Por algum alinhamento dos astros, ou, cumprindo o tema, com um lance mágico de dados, calhou-nos receber dois dicebuilders roguelike quase em simultâneo para cobertura. 

Nota: aparentemente toda a gente já diz dicebuilder, portanto esqueçam lá o eventual crédito que pedia caridosamente no artigo anterior.

Acreditar no coração dos dados I: Tamarak Trail

Fechando o ciclo de dois indies que se propõem a fazer algo muito similar mas com resultados muito diferentes, temos Dicefolk, desenvolvido pelo LEAP Game Studios, do Perú, autores de Trunche, um conjunto de criadores conhecidos pela sua magnífica direcção de arte com ilustração tradicional, do qual este novo jogo não escapa à tradição.

Se os elementos que aproximam Dicefolk de Tamarak Trail são muitos, na realidade há mais do que os separa. É que Dicefolk pega em todos esses elementos tradicionais todos e mistura-lhe uma pseudo-camada de monster collecting.
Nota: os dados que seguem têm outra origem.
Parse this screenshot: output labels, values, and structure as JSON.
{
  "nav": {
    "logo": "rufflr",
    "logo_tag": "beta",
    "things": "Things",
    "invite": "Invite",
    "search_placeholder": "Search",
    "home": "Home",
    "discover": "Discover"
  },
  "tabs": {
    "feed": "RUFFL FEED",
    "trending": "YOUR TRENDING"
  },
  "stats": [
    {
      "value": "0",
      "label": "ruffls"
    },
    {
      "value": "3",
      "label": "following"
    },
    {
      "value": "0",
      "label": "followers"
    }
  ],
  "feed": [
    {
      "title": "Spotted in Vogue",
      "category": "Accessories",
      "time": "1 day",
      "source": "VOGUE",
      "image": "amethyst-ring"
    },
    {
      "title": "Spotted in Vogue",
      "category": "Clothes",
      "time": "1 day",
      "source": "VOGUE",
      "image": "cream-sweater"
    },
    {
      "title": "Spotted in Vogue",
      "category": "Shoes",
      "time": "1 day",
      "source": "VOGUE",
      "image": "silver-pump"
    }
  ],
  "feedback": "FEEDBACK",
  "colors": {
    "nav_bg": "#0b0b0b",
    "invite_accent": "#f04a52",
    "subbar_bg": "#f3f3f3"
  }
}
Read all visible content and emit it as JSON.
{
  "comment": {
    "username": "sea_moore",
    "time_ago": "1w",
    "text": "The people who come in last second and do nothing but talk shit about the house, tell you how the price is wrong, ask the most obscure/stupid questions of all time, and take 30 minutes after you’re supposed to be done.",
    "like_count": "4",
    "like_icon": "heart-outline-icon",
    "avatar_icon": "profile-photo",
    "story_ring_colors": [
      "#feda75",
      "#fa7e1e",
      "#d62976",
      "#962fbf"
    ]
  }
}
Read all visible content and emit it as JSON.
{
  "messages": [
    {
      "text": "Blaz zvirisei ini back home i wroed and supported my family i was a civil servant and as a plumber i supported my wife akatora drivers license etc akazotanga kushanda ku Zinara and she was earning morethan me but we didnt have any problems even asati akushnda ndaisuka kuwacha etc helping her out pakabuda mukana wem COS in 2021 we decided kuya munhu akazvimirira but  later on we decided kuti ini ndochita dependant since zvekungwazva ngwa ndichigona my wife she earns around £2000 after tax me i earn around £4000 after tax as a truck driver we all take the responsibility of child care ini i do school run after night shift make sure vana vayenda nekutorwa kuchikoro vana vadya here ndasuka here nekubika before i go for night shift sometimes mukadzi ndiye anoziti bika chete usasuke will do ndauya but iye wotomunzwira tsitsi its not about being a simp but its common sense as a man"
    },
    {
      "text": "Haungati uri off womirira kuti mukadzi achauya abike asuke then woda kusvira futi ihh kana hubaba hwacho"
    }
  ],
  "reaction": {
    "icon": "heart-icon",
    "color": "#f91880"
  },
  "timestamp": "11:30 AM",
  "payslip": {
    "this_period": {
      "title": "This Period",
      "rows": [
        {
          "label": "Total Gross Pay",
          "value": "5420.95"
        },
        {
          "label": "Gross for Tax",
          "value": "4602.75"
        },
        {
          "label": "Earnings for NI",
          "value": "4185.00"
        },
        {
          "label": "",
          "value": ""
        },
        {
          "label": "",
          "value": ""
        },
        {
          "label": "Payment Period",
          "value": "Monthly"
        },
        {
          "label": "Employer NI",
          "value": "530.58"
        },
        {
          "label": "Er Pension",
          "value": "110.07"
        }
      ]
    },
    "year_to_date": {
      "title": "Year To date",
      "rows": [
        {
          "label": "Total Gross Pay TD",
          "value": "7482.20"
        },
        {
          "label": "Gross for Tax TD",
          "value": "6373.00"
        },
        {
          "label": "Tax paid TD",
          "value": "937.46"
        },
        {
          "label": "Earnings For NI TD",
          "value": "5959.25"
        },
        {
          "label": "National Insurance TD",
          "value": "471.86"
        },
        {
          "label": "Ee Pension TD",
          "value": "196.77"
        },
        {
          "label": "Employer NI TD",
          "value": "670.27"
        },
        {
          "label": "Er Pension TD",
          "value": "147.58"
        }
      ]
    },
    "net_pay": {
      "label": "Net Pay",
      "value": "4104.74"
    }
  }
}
Mas apesar das comparações, Dicefolk é um jogo mais equilibrado e memorável que Tamarak Trail, especialmente pela forma como utilizam os dados como sistema de combate e estratégia de cada uma das lutas na composição da nossa party e da dos inimigos.

Começamos com uma das nossas quimeras na frontline, no vértice do triângulo mais ao centro, e será ela quem atacará e será atacada. 

Cada quimera, nossa e dos adversários, lança um dado cada, num máximo de 6 dados em cada combate. Nós escolhemos a ordem e o alvo de cada acção (se possível), mas temos ainda uma regra – somos obrigados a seleccionar todos os dados do adversário (qualquer coisa inversa tornaria o jogo em algo muito fácil).

O interessante para a estratégia é que tanto os nossos dados como os dos adversários incluem faces de rotação (ou mesmo acções que obrigam a rotação), mudando a posição de qual a nossa quimera (ou a do adversário) está em posição de ataque ou de suporte.

Esta gestão da rotação das quimeras na ordem do turno torna toda a estratégia mais interessante. Podemos ter uma quimera que cura automaticamente a sua equipa se começar numa posição de suporte, ou outra que ataca gratuita e instantaneamente se estiver na posição de líder. Pensarmos nas habilidades de cada um – lendo atentamente os adversários – e definirmos as acções, resguardando as quimeras que necessitamos de proteger, e as adversárias, que queremos atacar, utilizando as respectivas faces de rotação, se presentes. Tudo isto torna o combate de Dicefolk muito mais profundo e dinâmico do que eu próprio esperaria.

As quimeras têm elas mesmo uma grande inspiração nas lendas sul-americanas, e são subdivididas em tipos, similar a Pokémon, criando oportunidades de forças e fraquezas. Pelo nosso caminho podemos mudar a nossa composição com quimeras que encontramos. Porém, estas não ficam imediatamente disponíveis numa próxima run, temos sempre de começar com uma equipa inicial. Encontrar as quimeras permite que elas fiquem “possivelmente encontráveis” numa próxima run.

Os níveis de customização ao longo de cada tentativa passam pela alteração das faces dos nossos dados, mas também do equipamento instalado em cada quimera. Essas aquisições e alterações são feitas em pontos específicos que encontramos no mapa, e não ficam encerrados por uma visita única.

Pela nossa travessia na campanha percebemos que ao contrário de muitos roguelikes, Dicefolk permite-nos viajar para a frente e para trás no mapa nos pontos descobertos a nosso bel-prazer, permitindo inclusivamente revisitar alguns vendedores.

Somemos a esta diversidade mecânica as excelentes boss fights que habitualmente trazem um desafio mecânico inerente, e que elevam, ainda mais, o desafio de todo este jogo, e percebemos porque é que dentro desta nova vaga de roguelikes a utilizarem dados temos Dicefolk como um dos seus melhores exemplos.